A Defendant’s Rights
You may be present whenever your cases is being heard
You may have a lawyer effectively represent and advise you. This right exists at all “critical stages” of a criminal trial, which include:
lineup identification after being charged
questioning after being charged
trial; pretrial hearings; post-trial motions
You have the absolute right to represent yourself, assuming you make a knowing and intelligent waiver of your right to an attorney
You may have an attorney appointed to represent you at public expense if incarceration (jail) is a possible punishment and you qualify as indigent.

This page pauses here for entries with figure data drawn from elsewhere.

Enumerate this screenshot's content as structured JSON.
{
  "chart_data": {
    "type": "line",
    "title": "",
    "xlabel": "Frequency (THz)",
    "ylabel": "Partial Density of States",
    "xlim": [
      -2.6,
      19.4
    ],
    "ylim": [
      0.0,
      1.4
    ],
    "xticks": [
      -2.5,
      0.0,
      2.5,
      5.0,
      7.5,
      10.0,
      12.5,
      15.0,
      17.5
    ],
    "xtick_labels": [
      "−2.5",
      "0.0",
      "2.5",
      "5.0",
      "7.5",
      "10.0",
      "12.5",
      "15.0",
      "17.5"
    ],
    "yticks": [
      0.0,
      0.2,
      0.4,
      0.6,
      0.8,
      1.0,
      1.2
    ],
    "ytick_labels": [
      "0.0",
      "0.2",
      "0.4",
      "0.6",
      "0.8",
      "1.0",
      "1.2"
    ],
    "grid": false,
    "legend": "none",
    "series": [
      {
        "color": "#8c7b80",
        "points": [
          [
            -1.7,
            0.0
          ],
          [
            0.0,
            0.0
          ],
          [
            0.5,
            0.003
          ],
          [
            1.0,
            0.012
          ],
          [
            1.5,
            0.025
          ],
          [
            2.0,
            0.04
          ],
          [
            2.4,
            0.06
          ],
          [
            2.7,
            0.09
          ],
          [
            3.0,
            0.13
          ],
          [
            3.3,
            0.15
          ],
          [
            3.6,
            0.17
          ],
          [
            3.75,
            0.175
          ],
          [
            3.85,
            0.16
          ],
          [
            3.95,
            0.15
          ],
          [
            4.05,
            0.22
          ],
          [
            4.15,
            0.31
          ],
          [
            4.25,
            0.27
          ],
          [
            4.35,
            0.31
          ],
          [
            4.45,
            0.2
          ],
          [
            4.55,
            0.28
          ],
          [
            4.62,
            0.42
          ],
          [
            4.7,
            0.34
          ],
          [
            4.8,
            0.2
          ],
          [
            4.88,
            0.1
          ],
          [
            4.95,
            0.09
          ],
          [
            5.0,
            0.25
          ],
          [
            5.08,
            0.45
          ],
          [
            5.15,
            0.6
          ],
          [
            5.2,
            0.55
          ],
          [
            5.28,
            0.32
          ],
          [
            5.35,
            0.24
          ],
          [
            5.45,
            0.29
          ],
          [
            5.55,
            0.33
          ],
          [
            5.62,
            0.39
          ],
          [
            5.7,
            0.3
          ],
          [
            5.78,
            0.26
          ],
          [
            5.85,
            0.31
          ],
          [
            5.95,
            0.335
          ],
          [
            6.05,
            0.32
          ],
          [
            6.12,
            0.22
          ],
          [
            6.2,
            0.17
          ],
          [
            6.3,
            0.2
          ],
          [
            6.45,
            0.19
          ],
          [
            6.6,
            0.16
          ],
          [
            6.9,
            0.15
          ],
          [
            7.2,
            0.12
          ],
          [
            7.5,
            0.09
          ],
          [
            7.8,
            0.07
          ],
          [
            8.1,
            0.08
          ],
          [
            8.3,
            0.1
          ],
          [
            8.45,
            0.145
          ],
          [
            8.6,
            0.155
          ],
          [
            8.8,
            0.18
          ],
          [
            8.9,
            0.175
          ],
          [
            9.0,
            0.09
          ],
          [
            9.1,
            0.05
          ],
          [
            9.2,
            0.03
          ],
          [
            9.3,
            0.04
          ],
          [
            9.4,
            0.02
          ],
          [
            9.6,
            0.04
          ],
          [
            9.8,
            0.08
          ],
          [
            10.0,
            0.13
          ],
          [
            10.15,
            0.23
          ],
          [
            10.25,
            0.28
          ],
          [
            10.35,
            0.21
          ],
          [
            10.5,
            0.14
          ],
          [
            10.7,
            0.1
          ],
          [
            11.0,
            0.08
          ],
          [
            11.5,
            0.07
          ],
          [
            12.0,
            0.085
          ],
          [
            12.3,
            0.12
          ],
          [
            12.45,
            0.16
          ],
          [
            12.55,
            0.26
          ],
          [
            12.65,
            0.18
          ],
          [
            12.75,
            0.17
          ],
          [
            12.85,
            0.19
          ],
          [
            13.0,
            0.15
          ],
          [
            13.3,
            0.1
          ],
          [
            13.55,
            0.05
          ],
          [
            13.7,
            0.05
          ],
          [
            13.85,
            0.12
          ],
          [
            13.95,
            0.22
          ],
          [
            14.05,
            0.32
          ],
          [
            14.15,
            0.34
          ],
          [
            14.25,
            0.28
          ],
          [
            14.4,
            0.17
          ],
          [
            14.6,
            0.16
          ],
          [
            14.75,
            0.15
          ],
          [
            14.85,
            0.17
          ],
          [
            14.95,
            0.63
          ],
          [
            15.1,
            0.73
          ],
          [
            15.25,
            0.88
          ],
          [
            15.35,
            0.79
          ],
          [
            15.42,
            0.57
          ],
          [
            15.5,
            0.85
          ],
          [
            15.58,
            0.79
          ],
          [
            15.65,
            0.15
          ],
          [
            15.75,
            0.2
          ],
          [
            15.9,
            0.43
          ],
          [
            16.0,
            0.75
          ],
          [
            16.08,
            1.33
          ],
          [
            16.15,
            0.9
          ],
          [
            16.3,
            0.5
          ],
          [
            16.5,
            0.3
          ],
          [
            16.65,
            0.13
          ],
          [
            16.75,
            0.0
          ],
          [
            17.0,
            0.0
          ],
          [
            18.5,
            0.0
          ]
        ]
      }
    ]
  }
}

You have the right to a speedy trial. Unless you waive this right, you must be brought to trial within 60 days if you are held in jail pending trial; otherwise, trial must occur within 90 days.
You are presumed innocent unless the prosecution can prove every element of a crime beyond a reasonable doubt.
You cannot be put in jeopardy twice for the same offense. Jeopardy attaches after the jury is selected and sworn, or in a bench trial, once evidence is presented. The protection against double jeopardy prohibits a new trial after a mistrial has been declared without the defendant’s request or consent, unless there is “manifest necessity” for the mistrial.
You may cross-examine any witness who testifies against you.
You may call witnesses to testify in your own behalf.
You may remain silent, either by refusing to testify or make any statements, and the silence may not be used as evidence that you have committed the crime charged. (This is known as “taking the Fifth”).
You may have a jury trial, and all jurors must agree on your guilt for you to be convicted.
You may appeal any decision made by the trial court or jury.
You waive the right to a trial and the right to appeal a finding of guilt by entering a “guilty plea.”
Except for in capital offenses, a defendant has a constitutional right to bail, which is to be set at the lowest level necessary to ensure the defendant’s appearance at all mandatory court dates.